Questo fu solo il preludio all’azione che ha causato buona parte dei suoi problemi legali e personali, legati alla liberazione delle pubblicazioni accademiche presenti sul JSTOR. Il JSTOR è una organizzazione che gestisce una vasta libreria digitale dove sono disponibili articoli, ricerche e libri di carattere accademico, di chiaro interesse pubblico ma, ad accesso ristretto a pochi e in base a costosi canoni di accesso. A cavallo fra il 2010 e il 2011 Aaron, che in quanto membro della facoltà di Harward era in regolare possesso di un account per accedere al JSTOR, sfruttando la rete fornita dal MIT, effettuò un download di massa di numerosi documenti, con l’intenzione di liberarli. Per questa azione fu accusato di aver perpetrato frodi informatiche (in relazione al presunto accesso illegale alla rete informatica del MIT e ad alcuni presunti crash causati su alcuni server del JSTOR). In seguito alle accuse fu arrestato e poi rilasciato su cauzione. Dopo aver restituito tutti i documenti scaricati, il JSTOR lascia morire la cosa mentre il MIT rimane in silenzio.
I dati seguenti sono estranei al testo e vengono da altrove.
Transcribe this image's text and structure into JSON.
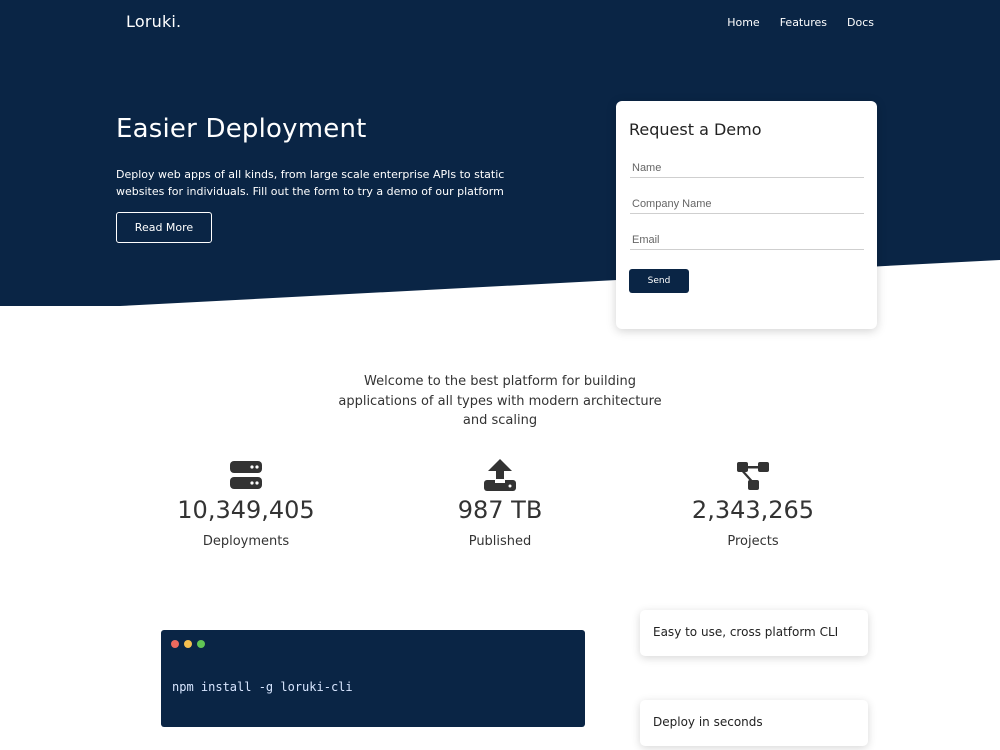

Poco prima della morte, lo stesso JSTOR adotterà una politica di liberazione, seppur limitata, dei propri archivi digitali.

La causa viene però intentata dal governo americano, a mezzo del giudice Carmen Ortiz, con richieste del tutto inverosimili e inappropriate, qualcosa come 35 anni di carcere e fino ad un milione di dollari di risarcimento. Fin da subito risulta evidente l’ intento intimidatorio e la volontà di farne un caso esemplare.

Lo scorso 11 gennaio Aaron si toglie la vita.

Le considerazioni

Se una cosa è pubblica (come i documenti del PACER) o è di interesse pubblico (come le pubblicazioni accademiche del JSTOR) come suggeriscono, non a caso, gli aggettivi, dovrebbe essere anche ad accesso pubblico e gli eventuali costi dovrebbero essere esclusivamente giustificati e strettamente commisurati ai costi di gestione, senza mai dimenticare che non si tratta di servizi privati legati al profitto ma di servizi pubblici legati al bene comune. La politica di chiusura delle informazioni, tanto cara a certi modelli autocratici e a certi modelli economici, particolarmente in voga negli ultimi secoli, è una cosa amorale, ingiusta e intollerabile. Certo, i mezzi per portare alla luce e battere questa tendenza fanno la differenza e, probabilmente, quelli usati da Aaron, come lo stesso Lessig ammette, non sono stati i più appropriati e lo hanno esposto alla mercé dell’istinto di controllo globale statunitense, foraggiato dal denaro delle lobby. A questo punto però il dubbio nasce spontaneo, c’erano altri mezzi? Sicuramente sì; ma c’erano altri mezzi validi?

Un giovane ventenne idealista credeva di no e, pur avendo pagato con la propria vita, ha innescato una serie di reazioni a catena che se da una parte ha acuito la voglia di tecno-controllo dei soliti noti, dall’altra ha contribuito a svegliare e indignare, speriamo non solo temporaneamente, le coscienze di molti.